A l’occasion de l’édition 2017 du festival «L’été danse au CDC», Nans Martin présente sa troisième création, D’œil et d’oubli. Après Parcelles, ce dernier spectacle met en oeuvre trois idées qu’expriment autant de mouvements particuliers : traverser et être traversé ; frapper ; se lever et se tenir debout. D’œil et d’oubli reprend pour partie ces mêmes données chorégraphiques pour tenter de faire le récit d’une absence qui peut déterminer une existence.
D’œil et d’oubli : l’intimité
Pièce pour six interprètes et un compositeur, D’œil et d’oubli prolonge sur scène une succession d’événements personnels ayant marqué l’intimité même de Nans Martin. D’œil et d’oubli s’efforce donc de donner sens et consistance à ce matériau biographique. Comment donner forme à ses souvenirs qui ne sont que sensations fugitives, images évanescentes, ou reconstructions sensibles approximatives d’événements passés ? Comment faire partager au public ces souvenirs individuels dont la nature intime tend à échapper à toute formulation précise ?
Dans D’œil et d’oubli, le corps du danseur se révèle le moyen évident d’exprimer ce passé enfoui que la mémoire individuelle peine à livrer.
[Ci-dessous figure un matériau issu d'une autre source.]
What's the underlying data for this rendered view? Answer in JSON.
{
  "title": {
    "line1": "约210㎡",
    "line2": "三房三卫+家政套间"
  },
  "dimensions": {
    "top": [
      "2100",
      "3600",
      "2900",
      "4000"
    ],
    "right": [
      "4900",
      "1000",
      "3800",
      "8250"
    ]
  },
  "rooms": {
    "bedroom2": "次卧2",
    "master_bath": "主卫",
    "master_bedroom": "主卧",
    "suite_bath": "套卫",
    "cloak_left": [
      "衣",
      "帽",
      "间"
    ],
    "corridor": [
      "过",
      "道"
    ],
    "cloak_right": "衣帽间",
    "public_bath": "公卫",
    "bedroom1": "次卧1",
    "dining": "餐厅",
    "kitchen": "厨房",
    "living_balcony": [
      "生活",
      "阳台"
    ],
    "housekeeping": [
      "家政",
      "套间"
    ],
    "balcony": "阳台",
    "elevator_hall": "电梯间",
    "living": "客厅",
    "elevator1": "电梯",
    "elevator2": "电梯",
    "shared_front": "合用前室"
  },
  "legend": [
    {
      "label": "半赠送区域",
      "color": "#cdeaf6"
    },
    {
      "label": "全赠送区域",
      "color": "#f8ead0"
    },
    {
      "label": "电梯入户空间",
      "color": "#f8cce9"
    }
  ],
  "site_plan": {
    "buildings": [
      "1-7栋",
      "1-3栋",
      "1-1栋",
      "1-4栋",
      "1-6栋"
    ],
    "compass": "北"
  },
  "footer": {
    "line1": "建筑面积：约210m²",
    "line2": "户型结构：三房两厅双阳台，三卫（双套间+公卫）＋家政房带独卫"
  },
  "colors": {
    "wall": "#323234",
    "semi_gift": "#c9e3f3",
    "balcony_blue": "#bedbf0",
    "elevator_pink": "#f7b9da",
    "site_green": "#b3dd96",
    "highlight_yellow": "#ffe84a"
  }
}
Peut-être le corps est-il le seul la seule surface d’inscription fiable d’une suite d’événements personnels disparus, que Nans Martin veut restituer sur scène. Leur absence même semble pouvoir être exprimé par le corps dont la sensation est le seul moyen d’expression. Car que peut-il y avoir de plus fiable et juste que ces moments où le corps de chacun fléchit ou se fortifie, se défend ou renonce, symptômes d’une raison aux prises avec le passé ?
D’œil et d’oubli : l’absence
Si D’œil et d’oubli se présente comme le récit d’une existence qui n’est plus présente à elle-même, celle-ci trouve toutefois un point d’appui dans la «mémoire du corps». Le corps sentant met au contact du passé et le prolonge rendant possible la reconstruction rétrospective d’une histoire personnelle. Nans Martin peut alors tenter de retrouver au sein du présent le plus immédiat ces divers instants disparus et «inventer une forme, un espace, une durée» qui puissent manifester sur scène cette absence fondamentale.
 Dans D’œil et d’oubli, Nans Martin incite le spectateur à prêter attention à ces moments apparemment indicibles qu’essaie de retrouver la conscience individuelle, en recourant à des procédés chorégraphiques qui permettent aux spectateurs de changer de point de vue au travers de la seule mise en scène des corps. La chorégraphie D’œil et d’oubli conduit ainsi les spectateurs à se représenter l’absence au coeur de toute existence.